My One Word for this year is CHOICE!
When the Lord brought this One Word to mind I was already set on another but this word hit me like a brick wall. A lot of my day to day misery was due to bad choices. Choosing to harbour resentments, choosing to think on people who had hurt me, choosing to think on my failures, and the list goes on.....
This word has helped me make a conscious effort to get my ducks in a row!

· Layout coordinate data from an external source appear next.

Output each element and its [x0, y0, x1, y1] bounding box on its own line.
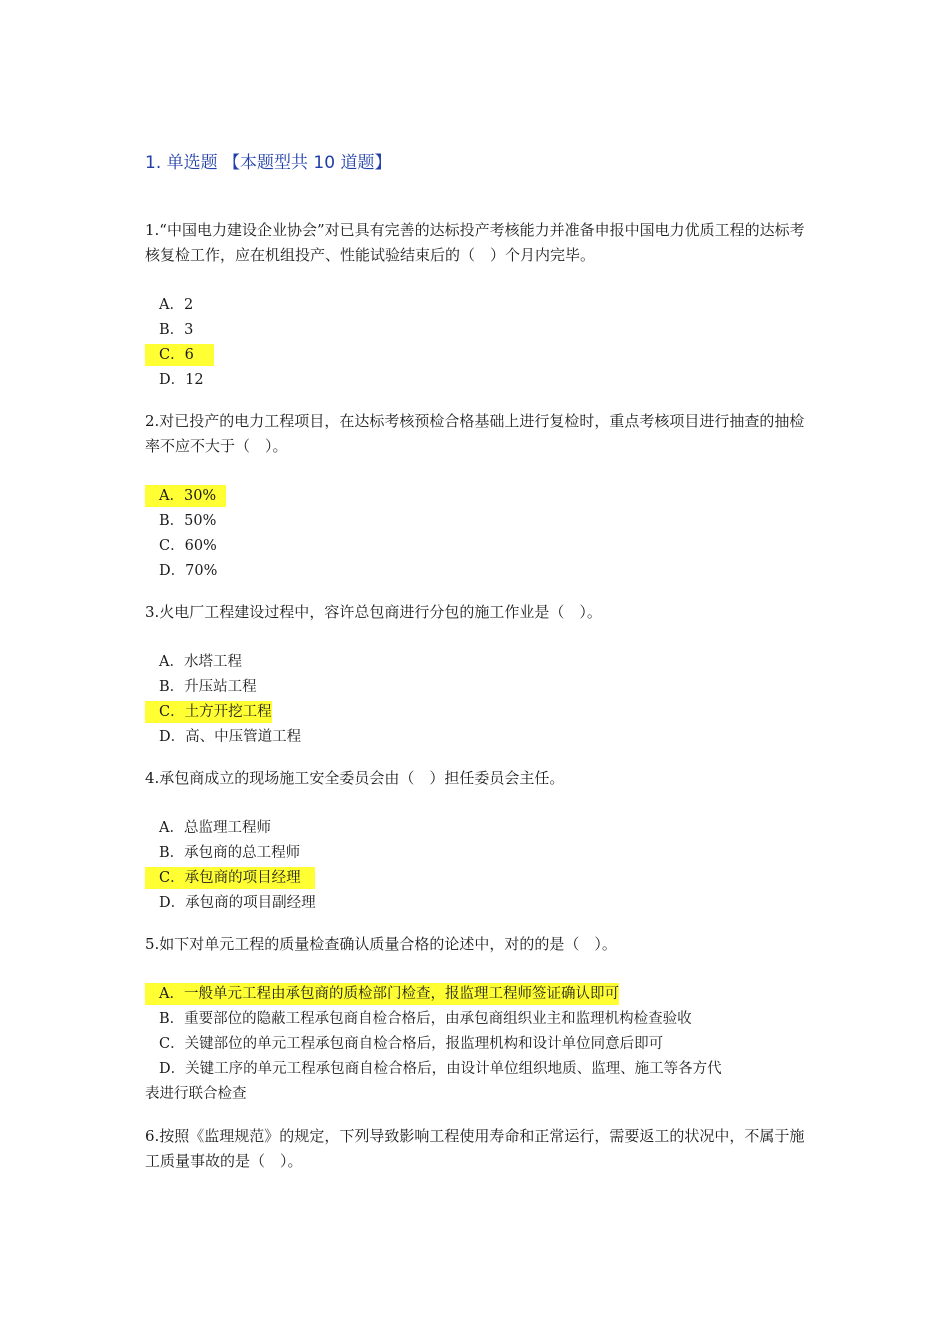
question-1-option-b: B．3: [159, 322, 194, 338]
question-5-option-b: B．重要部位的隐蔽工程承包商自检合格后，由承包商组织业主和监理机构检查验收: [159, 1011, 692, 1027]
question-5-option-a-answer: A．一般单元工程由承包商的质检部门检查，报监理工程师签证确认即可: [145, 983, 619, 1005]
question-5-option-d: D．关键工序的单元工程承包商自检合格后，由设计单位组织地质、监理、施工等各方代: [159, 1061, 722, 1077]
question-2-option-c: C．60%: [159, 538, 217, 554]
question-3-text: 3.火电厂工程建设过程中，容许总包商进行分包的施工作业是（ ）。: [145, 603, 602, 621]
question-3-option-c-answer: C．土方开挖工程: [145, 701, 272, 723]
question-4-option-b: B．承包商的总工程师: [159, 845, 301, 861]
question-3-option-a: A．水塔工程: [159, 654, 242, 670]
question-1-option-a: A．2: [159, 297, 194, 313]
question-1-option-c-answer: C．6: [145, 344, 214, 366]
question-2-option-d: D．70%: [159, 563, 218, 579]
question-6-text: 6.按照《监理规范》的规定，下列导致影响工程使用寿命和正常运行，需要返工的状况中，不属于施工质量事故的是（ ）。: [145, 1127, 805, 1170]
question-4-option-c-answer: C．承包商的项目经理: [145, 867, 315, 889]
question-3-option-d: D．高、中压管道工程: [159, 729, 302, 745]
question-4-text: 4.承包商成立的现场施工安全委员会由（ ）担任委员会主任。: [145, 769, 565, 787]
question-2-option-b: B．50%: [159, 513, 217, 529]
question-5-option-d-continued: 表进行联合检查: [145, 1086, 247, 1102]
question-4-option-d: D．承包商的项目副经理: [159, 895, 316, 911]
question-1-option-d: D．12: [159, 372, 204, 388]
section-title: 1. 单选题 【本题型共 10 道题】: [145, 153, 392, 173]
question-1-text: 1.“中国电力建设企业协会”对已具有完善的达标投产考核能力并准备申报中国电力优质工程的达标考核复检工作，应在机组投产、性能试验结束后的（ ）个月内完毕。: [145, 221, 805, 264]
question-4-option-a: A．总监理工程师: [159, 820, 271, 836]
question-5-option-c: C．关键部位的单元工程承包商自检合格后，报监理机构和设计单位同意后即可: [159, 1036, 664, 1052]
question-2-option-a-answer: A．30%: [145, 485, 226, 507]
question-2-text: 2.对已投产的电力工程项目，在达标考核预检合格基础上进行复检时，重点考核项目进行抽查的抽检率不应不大于（ ）。: [145, 412, 805, 455]
question-5-text: 5.如下对单元工程的质量检查确认质量合格的论述中，对的的是（ ）。: [145, 935, 617, 953]
question-3-option-b: B．升压站工程: [159, 679, 257, 695]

Firstly, I started thinking about the choices I was making! They were not lining up with God's word. It says in Phil 4 v 8 to think on good things, honourable things, etc (Finally, believers, whatever is true, whatever is honorable and worthy of respect, whatever is right and confirmed by God’s word, whatever is pure and wholesome, whatever is lovely and brings peace, whatever is admirable and of good repute; if there is any excellence, if there is anything worthy of praise, think continually on these things [center your mind on them, and implant them in your heart])
I was not doing this.....
Secondly, I was not speaking positive things into my life. In Duet 30 v 19 it says CHOOSE life: (I call heaven and earth as witnesses against you today, that I have set before you life and death, the blessing and the curse; therefore, you shall choose life in order that you may live, you and your descendants)
I was not doing this.....
Thirdly, my thoughts, oh my goodness, my thoughts! They were all over the place, negative and in constant turmoil. In Romans 12 v 2 it says to renew my mind daily: (do not be conformed to this world [any longer with its superficial values and customs], but be transformed and progressively changed [as you mature spiritually] by the renewing of your mind [focusing on godly values and ethical attitudes], so that you may prove [for yourselves] what the will of God is, that which is good and acceptable and perfect [in His plan and purpose for you].)
Is it any wonder that I was constantly snappy, constantly on edge, constantly making wrong choices?
Now, I am not saying that I have overcome all the above. I am working on it. I have been spiralling into this negative mind set for a while now and fighting to keep my head above water by clinging onto the Word and the Lord has sustained me. But I wanted more than sustenance! I wanted growth, joy, deliverance and victory. One blogger I have gotten close to reminded me that the Lord ALREADY has given me victory in an area, and that I was to act on that! What a revelation that was. I have victory in an area and yet I was wallowing in the mud of negativity because, well, I was choosing to.
It is a habit. I think we all get into those bad habits. It is a habit to choose unwisely! But the consequences of those choices can really sting! My focus this year is to start making good choices. I want this deciding to make good choices to become a habit! In some areas I am succeeding. In others I am battling. But I can say with honesty that choosing has become a more deliberate thing.
My encouragement to you is to make a cuppa tea or coffee, and sit down and write down those 3 or 4 major choices you make daily that are hindering your spiritual growth and choose to start working on them. The rewards are humbling and amazing.